US President Donald Trump told CBS that, in his view, several nuclear-armed states, including China and Pakistan, as well as Russia and North Korea, have been conducting nuclear tests. He used these assertions to justify his order for the Pentagon to resume explosive nuclear testing after a 33-year moratorium, saying the United States should not be the only country refraining from such tests.
Trump claimed that many nuclear tests are carried out covertly and go unreported because those governments do not allow open media coverage. He suggested that underground detonations can be hard to detect by the public, noting that seismic vibrations may be the only outward sign. He repeated the allegation that Pakistan and China are among the countries carrying out such hidden tests.
In the same interview, Trump said he had intervened diplomatically to prevent a potential nuclear confrontation between India and Pakistan in May, arguing that his pressure and threat of economic consequences stopped an escalation that might have killed millions. He framed his actions as having defused an imminent and catastrophic conflict.
If China and Pakistan were indeed conducting secret tests, Trump’s claim implies heightened instability for India, which faces nuclear-armed rivals on two fronts. India has not conducted nuclear tests since 1998 and maintains a declared no-first-use policy, which would complicate any strategic response to covert testing by neighbouring powers.

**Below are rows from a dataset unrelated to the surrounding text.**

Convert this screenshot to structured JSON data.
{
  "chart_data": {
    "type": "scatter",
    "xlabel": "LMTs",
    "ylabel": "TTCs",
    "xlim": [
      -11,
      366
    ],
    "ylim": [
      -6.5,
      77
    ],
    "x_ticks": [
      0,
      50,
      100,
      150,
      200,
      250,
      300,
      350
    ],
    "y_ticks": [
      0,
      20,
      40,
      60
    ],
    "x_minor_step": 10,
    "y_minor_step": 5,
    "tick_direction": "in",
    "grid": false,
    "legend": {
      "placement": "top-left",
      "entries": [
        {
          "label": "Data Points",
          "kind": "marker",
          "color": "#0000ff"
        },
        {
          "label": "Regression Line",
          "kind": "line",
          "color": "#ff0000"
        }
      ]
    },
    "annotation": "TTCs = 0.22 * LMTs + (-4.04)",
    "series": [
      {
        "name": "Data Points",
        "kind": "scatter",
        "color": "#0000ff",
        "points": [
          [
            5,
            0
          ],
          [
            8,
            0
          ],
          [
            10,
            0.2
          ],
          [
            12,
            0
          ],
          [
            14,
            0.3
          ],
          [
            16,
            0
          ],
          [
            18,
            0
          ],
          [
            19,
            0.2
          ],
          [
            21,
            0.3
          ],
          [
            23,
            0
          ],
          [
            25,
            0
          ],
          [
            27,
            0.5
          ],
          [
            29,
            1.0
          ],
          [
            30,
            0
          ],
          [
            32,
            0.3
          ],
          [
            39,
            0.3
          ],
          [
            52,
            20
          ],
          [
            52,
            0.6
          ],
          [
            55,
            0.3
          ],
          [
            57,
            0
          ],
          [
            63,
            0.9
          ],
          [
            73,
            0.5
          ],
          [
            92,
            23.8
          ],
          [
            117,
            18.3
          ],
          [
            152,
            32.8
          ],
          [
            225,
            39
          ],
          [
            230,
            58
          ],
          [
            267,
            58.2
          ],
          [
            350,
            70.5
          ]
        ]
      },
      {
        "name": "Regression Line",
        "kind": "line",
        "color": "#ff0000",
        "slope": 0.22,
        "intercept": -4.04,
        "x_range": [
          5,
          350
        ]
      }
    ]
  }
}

The piece cites broad, contested figures for regional arsenals and trajectories, noting India’s inventory relative to China’s larger stockpile and Pakistan’s expanding tactical capabilities. It raises the strategic question of whether renewed U.S. testing and alleged clandestine tests elsewhere might prompt new rounds of regional posturing or technical validation efforts by India.
Finally, the article suggests that the current statements and policy shifts could open political and military debate in India about validating past thermonuclear claims and advancing delivery and warhead technologies, though such steps would carry significant diplomatic and nonproliferation consequences.